UCSF

Immune checkpoint blockade (ICB) therapies have enhanced patient survival in a variety of cancers, but many patients still do not durably respond to ICB. Failure to mount a successful immune response has been attributed to a variety of factors including immune exclusion, tumor burden, and immunosuppressive tumor microenvironments (TME). Tumor-associated macrophage (TAM) abundance is often correlated with an immunosuppressive TME and ICB resistance. Surprisingly, TAM-targeted therapies such as anti-CSF1R blockade have had disappointing results in the clinic. This emphasizes a need to better understand the complexities of the TME and the divergent roles that TAMs can have. Here, we establish a role for TAMs in altering the composition of the TME with differential tumor burden and in the context of ICB. Importantly, ICB at low tumor burdens was capable of inflammatory remodeling of the TAM compartment.
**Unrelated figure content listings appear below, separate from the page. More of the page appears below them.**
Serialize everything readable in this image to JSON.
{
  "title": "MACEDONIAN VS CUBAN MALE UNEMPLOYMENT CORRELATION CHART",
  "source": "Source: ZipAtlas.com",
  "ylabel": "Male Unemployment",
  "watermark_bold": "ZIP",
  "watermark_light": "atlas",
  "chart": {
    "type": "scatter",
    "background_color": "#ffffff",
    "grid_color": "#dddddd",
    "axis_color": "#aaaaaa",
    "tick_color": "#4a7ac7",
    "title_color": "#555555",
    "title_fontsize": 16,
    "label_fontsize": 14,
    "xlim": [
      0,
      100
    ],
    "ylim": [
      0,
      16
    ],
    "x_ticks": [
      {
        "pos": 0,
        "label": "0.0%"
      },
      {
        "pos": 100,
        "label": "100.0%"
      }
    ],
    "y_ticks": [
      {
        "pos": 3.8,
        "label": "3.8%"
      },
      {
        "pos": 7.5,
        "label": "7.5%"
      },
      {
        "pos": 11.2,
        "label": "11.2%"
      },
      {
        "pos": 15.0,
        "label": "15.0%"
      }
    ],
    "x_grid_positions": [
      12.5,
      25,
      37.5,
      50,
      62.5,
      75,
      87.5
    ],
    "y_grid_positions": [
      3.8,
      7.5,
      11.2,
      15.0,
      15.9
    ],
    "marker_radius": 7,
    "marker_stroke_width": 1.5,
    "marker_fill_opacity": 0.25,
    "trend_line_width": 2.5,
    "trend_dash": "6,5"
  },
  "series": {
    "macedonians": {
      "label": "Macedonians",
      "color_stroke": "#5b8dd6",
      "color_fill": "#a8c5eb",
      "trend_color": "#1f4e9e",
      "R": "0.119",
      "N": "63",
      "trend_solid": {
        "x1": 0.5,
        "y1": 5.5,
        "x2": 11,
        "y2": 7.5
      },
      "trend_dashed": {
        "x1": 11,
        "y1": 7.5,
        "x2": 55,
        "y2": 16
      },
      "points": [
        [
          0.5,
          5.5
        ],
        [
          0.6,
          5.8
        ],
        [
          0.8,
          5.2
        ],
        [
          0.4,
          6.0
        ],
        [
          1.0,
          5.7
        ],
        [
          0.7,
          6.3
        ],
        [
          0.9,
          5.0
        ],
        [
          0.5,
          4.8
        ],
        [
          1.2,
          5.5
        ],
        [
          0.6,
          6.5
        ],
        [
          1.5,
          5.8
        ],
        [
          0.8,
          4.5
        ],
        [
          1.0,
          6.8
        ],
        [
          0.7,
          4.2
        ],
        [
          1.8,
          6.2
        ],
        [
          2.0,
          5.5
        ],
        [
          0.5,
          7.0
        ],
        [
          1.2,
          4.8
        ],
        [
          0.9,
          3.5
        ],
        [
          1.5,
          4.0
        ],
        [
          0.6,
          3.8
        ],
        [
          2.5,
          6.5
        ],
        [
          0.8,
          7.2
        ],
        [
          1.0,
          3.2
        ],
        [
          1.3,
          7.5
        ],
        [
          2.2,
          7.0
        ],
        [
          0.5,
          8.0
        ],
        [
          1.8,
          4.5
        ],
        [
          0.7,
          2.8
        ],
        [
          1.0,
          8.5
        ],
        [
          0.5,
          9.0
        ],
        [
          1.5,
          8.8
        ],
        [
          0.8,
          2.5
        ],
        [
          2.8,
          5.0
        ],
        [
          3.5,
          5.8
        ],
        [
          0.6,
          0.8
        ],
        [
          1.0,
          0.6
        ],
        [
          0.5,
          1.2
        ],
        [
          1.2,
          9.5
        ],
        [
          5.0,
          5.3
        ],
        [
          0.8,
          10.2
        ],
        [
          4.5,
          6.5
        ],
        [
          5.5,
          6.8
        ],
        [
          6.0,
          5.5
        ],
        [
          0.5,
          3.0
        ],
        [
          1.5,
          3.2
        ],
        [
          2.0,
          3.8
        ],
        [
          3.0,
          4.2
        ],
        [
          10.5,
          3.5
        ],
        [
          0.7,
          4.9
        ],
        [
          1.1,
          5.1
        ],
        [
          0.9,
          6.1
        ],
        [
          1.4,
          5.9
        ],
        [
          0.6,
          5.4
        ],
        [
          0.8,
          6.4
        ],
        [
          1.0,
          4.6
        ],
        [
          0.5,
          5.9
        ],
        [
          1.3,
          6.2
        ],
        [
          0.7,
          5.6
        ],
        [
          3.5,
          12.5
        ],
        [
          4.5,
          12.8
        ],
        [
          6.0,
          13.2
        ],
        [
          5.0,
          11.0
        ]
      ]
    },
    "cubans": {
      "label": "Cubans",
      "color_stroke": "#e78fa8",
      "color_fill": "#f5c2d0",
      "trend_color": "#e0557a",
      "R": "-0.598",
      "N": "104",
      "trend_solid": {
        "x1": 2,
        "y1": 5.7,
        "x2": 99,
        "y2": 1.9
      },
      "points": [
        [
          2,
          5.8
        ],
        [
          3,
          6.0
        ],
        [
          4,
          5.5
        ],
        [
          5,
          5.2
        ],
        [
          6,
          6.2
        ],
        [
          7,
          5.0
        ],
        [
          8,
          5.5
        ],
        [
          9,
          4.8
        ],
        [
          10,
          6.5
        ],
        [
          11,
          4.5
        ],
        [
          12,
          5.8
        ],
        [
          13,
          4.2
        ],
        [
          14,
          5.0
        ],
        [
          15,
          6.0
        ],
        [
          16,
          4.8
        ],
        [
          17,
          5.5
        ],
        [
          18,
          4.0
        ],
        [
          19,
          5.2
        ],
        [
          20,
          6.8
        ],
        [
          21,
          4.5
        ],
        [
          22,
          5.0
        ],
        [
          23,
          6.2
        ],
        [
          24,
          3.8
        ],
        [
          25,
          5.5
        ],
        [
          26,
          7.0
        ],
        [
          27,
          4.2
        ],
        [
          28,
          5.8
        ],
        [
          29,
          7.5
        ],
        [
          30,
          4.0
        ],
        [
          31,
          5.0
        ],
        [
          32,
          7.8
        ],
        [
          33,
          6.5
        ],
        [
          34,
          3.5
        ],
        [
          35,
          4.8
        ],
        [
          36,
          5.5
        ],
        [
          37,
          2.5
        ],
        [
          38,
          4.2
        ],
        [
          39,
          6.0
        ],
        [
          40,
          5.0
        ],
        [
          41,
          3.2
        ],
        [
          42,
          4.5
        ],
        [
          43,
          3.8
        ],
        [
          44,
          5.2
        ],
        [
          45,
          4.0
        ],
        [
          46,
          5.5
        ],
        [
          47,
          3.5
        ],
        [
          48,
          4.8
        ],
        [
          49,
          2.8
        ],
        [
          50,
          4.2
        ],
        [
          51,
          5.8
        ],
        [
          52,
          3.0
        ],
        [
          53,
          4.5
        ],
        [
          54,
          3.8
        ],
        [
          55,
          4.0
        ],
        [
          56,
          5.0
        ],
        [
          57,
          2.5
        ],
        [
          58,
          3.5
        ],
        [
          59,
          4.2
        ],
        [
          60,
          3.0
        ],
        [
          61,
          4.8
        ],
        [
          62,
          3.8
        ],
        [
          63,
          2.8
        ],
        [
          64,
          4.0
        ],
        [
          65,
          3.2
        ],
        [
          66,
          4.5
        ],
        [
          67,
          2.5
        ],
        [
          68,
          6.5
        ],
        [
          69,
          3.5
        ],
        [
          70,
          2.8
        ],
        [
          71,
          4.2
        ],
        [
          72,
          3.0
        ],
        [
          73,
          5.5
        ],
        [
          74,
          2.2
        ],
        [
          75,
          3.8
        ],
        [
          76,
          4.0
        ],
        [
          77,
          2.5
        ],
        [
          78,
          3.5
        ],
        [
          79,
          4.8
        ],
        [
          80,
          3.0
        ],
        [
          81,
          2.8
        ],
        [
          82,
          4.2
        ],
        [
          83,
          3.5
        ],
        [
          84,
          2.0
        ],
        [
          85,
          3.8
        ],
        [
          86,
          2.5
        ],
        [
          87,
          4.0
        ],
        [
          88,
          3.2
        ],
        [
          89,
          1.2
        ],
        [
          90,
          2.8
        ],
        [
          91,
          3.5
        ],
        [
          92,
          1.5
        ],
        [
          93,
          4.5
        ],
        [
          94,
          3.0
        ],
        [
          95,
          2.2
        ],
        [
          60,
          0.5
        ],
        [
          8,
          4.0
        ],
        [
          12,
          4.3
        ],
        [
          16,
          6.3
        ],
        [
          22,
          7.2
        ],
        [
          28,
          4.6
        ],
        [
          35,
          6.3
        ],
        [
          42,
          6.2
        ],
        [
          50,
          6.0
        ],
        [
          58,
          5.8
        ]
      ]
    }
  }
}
Using novel transgenic mouse models, this study explores how Aire-expressing tumor-associated macrophages (aTAMs) support an immunosuppressive TME in a CD8 T cell-dependent fashion. aTAM depletion or macrophage-specific Aire deficiency significantly improves ICB responses. Further, we have used publicly available human cancer datasets to explore the paradoxical inflammatory T cell circuit present in ICB treatment of IL1R1-expressing tumors. Taken together, these studies advance our understanding of the immunosuppressive immune dynamics of the TME particularly those relevant to modulating TAMs.